3) I would tend to believe the TF-100, though the tests might actually agree with each other. The TF-100 is + or - 10 on the CH test and the other test is at least that and maybe more. So if the water is 70 both tests could be right within their accuracy.
 
Hi, Vincent,

I'm so glad you got your kit...I was concerned that customs might be a problem.

You mentioned you have Cal Hypo (calcium hypochlorite) available. That will be good for adding calcium and chlorine to your pool both. You could turn your SWG way down (or off) and then supplement your chlorine with Cal Hypo. It will probably take all summer but it's an easy way to get calcium if you have nothing else available.

The pucks will take forever to get your CYA up, too. I can't help but think you can find it there somewhere....it's also called stabilizer.

I would run the pump to turnover the pool about twice a day instead of once. Most of us use that as a guideline.

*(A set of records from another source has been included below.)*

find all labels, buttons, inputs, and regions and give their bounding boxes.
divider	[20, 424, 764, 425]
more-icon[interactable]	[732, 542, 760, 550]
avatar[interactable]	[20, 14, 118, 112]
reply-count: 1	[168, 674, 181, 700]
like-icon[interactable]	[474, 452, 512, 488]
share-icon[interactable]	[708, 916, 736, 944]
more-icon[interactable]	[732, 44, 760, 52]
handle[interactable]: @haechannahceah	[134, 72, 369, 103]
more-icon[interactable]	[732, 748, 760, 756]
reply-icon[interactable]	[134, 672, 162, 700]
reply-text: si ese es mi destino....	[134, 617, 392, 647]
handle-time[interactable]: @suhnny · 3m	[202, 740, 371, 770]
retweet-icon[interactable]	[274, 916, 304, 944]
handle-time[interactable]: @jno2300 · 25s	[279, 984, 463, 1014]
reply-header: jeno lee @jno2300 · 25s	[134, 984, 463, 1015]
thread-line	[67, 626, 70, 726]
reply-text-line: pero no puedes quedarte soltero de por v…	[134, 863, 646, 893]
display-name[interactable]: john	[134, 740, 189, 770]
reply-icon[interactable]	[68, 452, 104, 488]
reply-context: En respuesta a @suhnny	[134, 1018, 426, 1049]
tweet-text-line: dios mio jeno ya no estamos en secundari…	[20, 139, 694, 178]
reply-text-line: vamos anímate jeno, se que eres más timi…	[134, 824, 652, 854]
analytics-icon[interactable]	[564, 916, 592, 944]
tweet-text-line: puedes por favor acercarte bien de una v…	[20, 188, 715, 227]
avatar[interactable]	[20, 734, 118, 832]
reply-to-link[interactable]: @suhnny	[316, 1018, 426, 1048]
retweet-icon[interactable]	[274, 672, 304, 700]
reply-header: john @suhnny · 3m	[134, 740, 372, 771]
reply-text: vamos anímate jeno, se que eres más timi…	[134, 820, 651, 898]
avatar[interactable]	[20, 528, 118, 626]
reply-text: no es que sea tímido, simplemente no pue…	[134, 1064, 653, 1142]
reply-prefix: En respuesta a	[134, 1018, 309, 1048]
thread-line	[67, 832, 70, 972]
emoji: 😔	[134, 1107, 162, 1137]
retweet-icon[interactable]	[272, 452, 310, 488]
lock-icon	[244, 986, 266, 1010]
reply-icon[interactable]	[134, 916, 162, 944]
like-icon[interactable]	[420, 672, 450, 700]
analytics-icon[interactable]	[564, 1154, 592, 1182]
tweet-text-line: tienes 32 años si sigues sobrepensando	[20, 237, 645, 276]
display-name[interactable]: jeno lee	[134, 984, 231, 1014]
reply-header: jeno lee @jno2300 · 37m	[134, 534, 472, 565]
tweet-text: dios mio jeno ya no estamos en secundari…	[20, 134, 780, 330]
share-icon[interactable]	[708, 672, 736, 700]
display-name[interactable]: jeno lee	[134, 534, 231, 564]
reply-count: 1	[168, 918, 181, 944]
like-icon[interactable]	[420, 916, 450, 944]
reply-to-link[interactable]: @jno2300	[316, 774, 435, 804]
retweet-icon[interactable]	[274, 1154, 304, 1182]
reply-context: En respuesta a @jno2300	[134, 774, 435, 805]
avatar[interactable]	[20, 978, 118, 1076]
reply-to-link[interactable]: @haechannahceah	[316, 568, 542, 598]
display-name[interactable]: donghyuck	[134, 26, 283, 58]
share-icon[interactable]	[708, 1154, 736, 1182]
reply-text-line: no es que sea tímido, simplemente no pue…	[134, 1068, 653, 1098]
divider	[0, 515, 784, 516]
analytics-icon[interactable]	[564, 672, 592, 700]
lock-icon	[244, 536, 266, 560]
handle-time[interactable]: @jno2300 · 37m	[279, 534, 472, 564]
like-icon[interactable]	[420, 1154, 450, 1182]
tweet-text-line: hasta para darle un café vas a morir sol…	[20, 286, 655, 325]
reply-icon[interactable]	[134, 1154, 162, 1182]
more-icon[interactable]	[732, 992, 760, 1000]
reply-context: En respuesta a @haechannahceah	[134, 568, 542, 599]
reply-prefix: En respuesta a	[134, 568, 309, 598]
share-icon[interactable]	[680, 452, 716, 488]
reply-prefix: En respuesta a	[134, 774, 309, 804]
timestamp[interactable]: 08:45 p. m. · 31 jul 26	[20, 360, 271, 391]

Most importantly, your water is clear....that's the best indicator of a healthy pool.
 
Thanks everybody for the advices.....

Joyce, I'll need time to pick up more courage to post pics of my pool because it's well below par. If only I found this site earlier, then I may be able to produce a better one. But to DIY my own pool without any pics reference and nobody here who can actually help me build a budget pool, it's very frustrating.

I may be able to get some Calcium Chloride from our local school scientific lab supplier but those are rated as lab use only and I have no idea if they are harmful for pool use.

None of the 4 pool dealers here heard of Cyanuric Acid or stablizer. I only learn (from TFP) that alternative source would be Trichlor, thus I'm using them in-lieu of my SWG (which is off at the moment). I can get about one tablet of 200g (7oz) trichlor disolved every 5 days and at that rate will need about 3 months to get my CYA up to 50ppm. But you mention Cal Hypo to get Calcium. What's the contents of Cal Hypo in term of calcium and chlorine because by then I would have to adjust my pucks dosage in order not to over chlorinate. Very frustrating with pool stuffs here. That's the reason why I invested in TF100 so that at least this forum knows what I'm talking about (in time of problem) and help is available. I really appreciate very much all the advices and support given by the gurus and novices alike from TFP.

Vincent.
 
Thanks waterbear,

No Dichlor are avilable within easy access. The nearest would probably be in Kuala Lumpur ( 2 hrs flight) and with air freight restriction on such chemical, it'll take months to get here. Thus I settle for Trichlor since it's available here. Can anybody tell me the calcium-chlorine weight ratio of Cal Hypo? Since my pool is still healthy, I don't mind getting more "pool patience" to fix my water balance. As I don't have Borates, where can I obtain them when the pool dealers here don't have them. No pool shop in the US and Australia are willing to ship pool chemicals overseas unless on bigger volume which I don't know what to buy when I don't need them. Can I buy them from scientific lab supplier? What's the scientific name for Borates and in what form or purity?

Thanks guys.

Vincent.
 
It takes about 1.8 times as much cal-hypo to equal the calcium of calcium chloride, though it depends on the concentration of the cal-hypo (it is available in various percentages).

In the US borates are sold as Borax, which is a laundry detergent booster. The chemical names are Sodium Tetraborate Pentahydrate (sold for pools) and Sodium Tetraborate Decahydrate (borax).